Tipping AJ., Pina C., Castor A., Hong D., Rodrigues NP., Lazzari L., May GE., Jacobsen SEW., Enver T.
Evidence suggests the transcription factor GATA-2 is a critical regulator of murine hematopoietic stem cells. Here, we explore the relation between GATA-2 and cell proliferation and show that inducing GATA-2 increases quiescence (G(0) residency) of murine and human hematopoietic cells. In human cord blood, quiescent fractions (CD34(+)CD38(-)Hoechst(lo)Pyronin Y(lo)) express more GATA-2 than cycling counterparts. Enforcing GATA-2 expression increased quiescence of cord blood cells, reducing proliferation and performance in long-term culture-initiating cell and colony-forming cell (CFC) assays.

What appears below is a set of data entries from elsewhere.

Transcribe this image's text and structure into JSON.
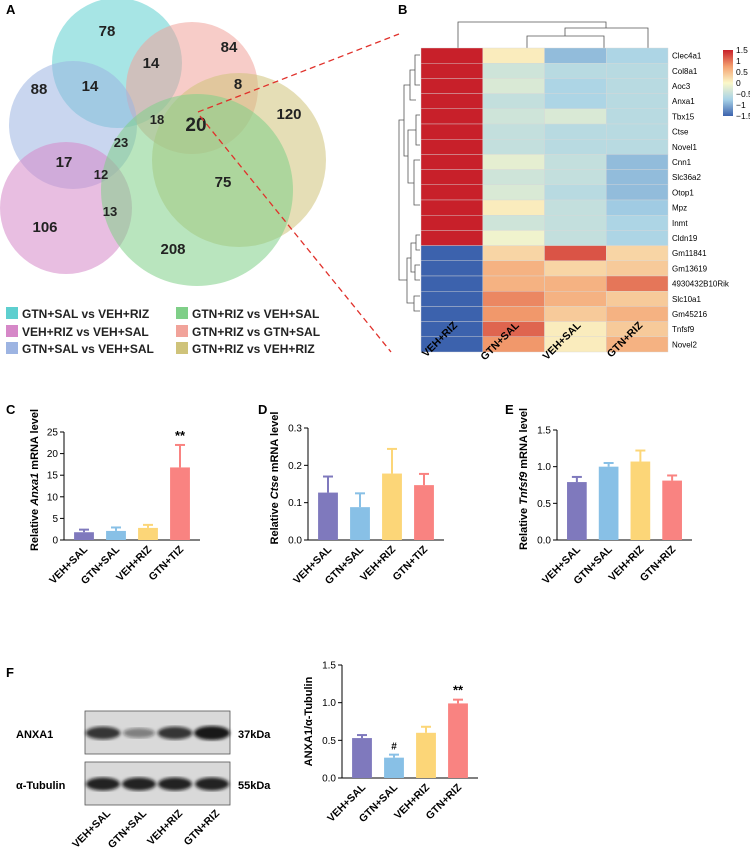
{
  "panels": {
    "A": "A",
    "B": "B",
    "C": "C",
    "D": "D",
    "E": "E",
    "F": "F"
  },
  "venn": {
    "regions": [
      "78",
      "14",
      "84",
      "88",
      "14",
      "8",
      "120",
      "18",
      "20",
      "23",
      "17",
      "12",
      "75",
      "106",
      "13",
      "208"
    ],
    "legend": [
      "GTN+SAL vs VEH+RIZ",
      "GTN+RIZ vs VEH+SAL",
      "VEH+RIZ vs VEH+SAL",
      "GTN+RIZ vs GTN+SAL",
      "GTN+SAL vs VEH+SAL",
      "GTN+RIZ vs VEH+RIZ"
    ],
    "colors": [
      "#5ecfcf",
      "#7fcf88",
      "#d688c8",
      "#f1a39a",
      "#9db4e2",
      "#cfc37a"
    ]
  },
  "heatmap": {
    "genes": [
      "Clec4a1",
      "Col8a1",
      "Aoc3",
      "Anxa1",
      "Tbx15",
      "Ctse",
      "Novel1",
      "Cnn1",
      "Slc36a2",
      "Otop1",
      "Mpz",
      "Inmt",
      "Cldn19",
      "Gm11841",
      "Gm13619",
      "4930432B10Rik",
      "Slc10a1",
      "Gm45216",
      "Tnfsf9",
      "Novel2"
    ],
    "columns": [
      "VEH+RIZ",
      "GTN+SAL",
      "VEH+SAL",
      "GTN+RIZ"
    ],
    "scale_ticks": [
      "1.5",
      "1",
      "0.5",
      "0",
      "−0.5",
      "−1",
      "−1.5"
    ],
    "values": [
      [
        1.5,
        0.1,
        -0.9,
        -0.7
      ],
      [
        1.5,
        -0.4,
        -0.6,
        -0.6
      ],
      [
        1.5,
        -0.3,
        -0.7,
        -0.6
      ],
      [
        1.5,
        -0.5,
        -0.7,
        -0.6
      ],
      [
        1.5,
        -0.4,
        -0.3,
        -0.6
      ],
      [
        1.5,
        -0.5,
        -0.6,
        -0.6
      ],
      [
        1.5,
        -0.5,
        -0.6,
        -0.6
      ],
      [
        1.5,
        -0.2,
        -0.5,
        -0.9
      ],
      [
        1.5,
        -0.4,
        -0.5,
        -0.9
      ],
      [
        1.5,
        -0.3,
        -0.6,
        -0.9
      ],
      [
        1.5,
        0.1,
        -0.5,
        -0.8
      ],
      [
        1.5,
        -0.4,
        -0.5,
        -0.7
      ],
      [
        1.5,
        -0.1,
        -0.5,
        -0.7
      ],
      [
        -1.5,
        0.3,
        1.2,
        0.3
      ],
      [
        -1.5,
        0.6,
        0.3,
        0.4
      ],
      [
        -1.5,
        0.6,
        0.6,
        1.0
      ],
      [
        -1.5,
        0.9,
        0.6,
        0.4
      ],
      [
        -1.5,
        0.8,
        0.4,
        0.6
      ],
      [
        -1.5,
        1.1,
        0.1,
        0.4
      ],
      [
        -1.5,
        0.8,
        0.1,
        0.6
      ]
    ]
  },
  "chart_data": [
    {
      "panel": "C",
      "type": "bar",
      "categories": [
        "VEH+SAL",
        "GTN+SAL",
        "VEH+RIZ",
        "GTN+TIZ"
      ],
      "values": [
        1.8,
        2.1,
        2.8,
        16.8
      ],
      "errors": [
        0.6,
        0.8,
        0.7,
        5.2
      ],
      "ylim": [
        0,
        25
      ],
      "yticks": [
        "0",
        "5",
        "10",
        "15",
        "20",
        "25"
      ],
      "ylabel_pre": "Relative ",
      "ylabel_gene": "Anxa1",
      "ylabel_post": " mRNA level",
      "annotations": [
        "",
        "",
        "",
        "**"
      ]
    },
    {
      "panel": "D",
      "type": "bar",
      "categories": [
        "VEH+SAL",
        "GTN+SAL",
        "VEH+RIZ",
        "GTN+TIZ"
      ],
      "values": [
        0.127,
        0.088,
        0.178,
        0.147
      ],
      "errors": [
        0.043,
        0.037,
        0.066,
        0.03
      ],
      "ylim": [
        0,
        0.3
      ],
      "yticks": [
        "0.0",
        "0.1",
        "0.2",
        "0.3"
      ],
      "ylabel_pre": "Relative ",
      "ylabel_gene": "Ctse",
      "ylabel_post": " mRNA level",
      "annotations": [
        "",
        "",
        "",
        ""
      ]
    },
    {
      "panel": "E",
      "type": "bar",
      "categories": [
        "VEH+SAL",
        "GTN+SAL",
        "VEH+RIZ",
        "GTN+RIZ"
      ],
      "values": [
        0.79,
        1.0,
        1.07,
        0.81
      ],
      "errors": [
        0.07,
        0.05,
        0.15,
        0.07
      ],
      "ylim": [
        0,
        1.5
      ],
      "yticks": [
        "0.0",
        "0.5",
        "1.0",
        "1.5"
      ],
      "ylabel_pre": "Relative ",
      "ylabel_gene": "Tnfsf9",
      "ylabel_post": " mRNA level",
      "annotations": [
        "",
        "",
        "",
        ""
      ]
    },
    {
      "panel": "F",
      "type": "bar",
      "categories": [
        "VEH+SAL",
        "GTN+SAL",
        "VEH+RIZ",
        "GTN+RIZ"
      ],
      "values": [
        0.53,
        0.27,
        0.6,
        0.99
      ],
      "errors": [
        0.04,
        0.04,
        0.08,
        0.05
      ],
      "ylim": [
        0,
        1.5
      ],
      "yticks": [
        "0.0",
        "0.5",
        "1.0",
        "1.5"
      ],
      "ylabel_pre": "ANXA1/α-Tubulin",
      "ylabel_gene": "",
      "ylabel_post": "",
      "annotations": [
        "",
        "#",
        "",
        "**"
      ]
    }
  ],
  "bar_colors": [
    "#7f79bd",
    "#88c0e6",
    "#fcd678",
    "#f98381"
  ],
  "western": {
    "row1_label": "ANXA1",
    "row1_size": "37kDa",
    "row2_label": "α-Tubulin",
    "row2_size": "55kDa",
    "lanes": [
      "VEH+SAL",
      "GTN+SAL",
      "VEH+RIZ",
      "GTN+RIZ"
    ],
    "anxa1_intensity": [
      0.8,
      0.3,
      0.8,
      1.0
    ]
  }
}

Gene expression analysis places GATA-2 upstream of the quiescence regulator MEF, but enforcing MEF expression does not prevent GATA-2-conferred quiescence, suggesting additional regulators are involved. Although known quiescence regulators p21(CIP1) and p27(KIP1) do not appear to be responsible, enforcing GATA-2 reduced expression of regulators of cell cycle such as CCND3, CDK4, and CDK6. Enforcing GATA-2 inhibited human hematopoiesis in vivo: cells with highest exogenous expression (GATA-2(hi)) failed to contribute to hematopoiesis in nonobese diabetic-severe combined immunodeficient (NOD-SCID) mice, whereas GATA-2(lo) cells contributed with delayed kinetics and low efficiency, with reduced expression of Ki-67. Thus, GATA-2 activity inhibits cell cycle in vitro and in vivo, highlighting GATA-2 as a molecular entry point into the transcriptional program regulating quiescence in human hematopoietic stem and progenitor cells.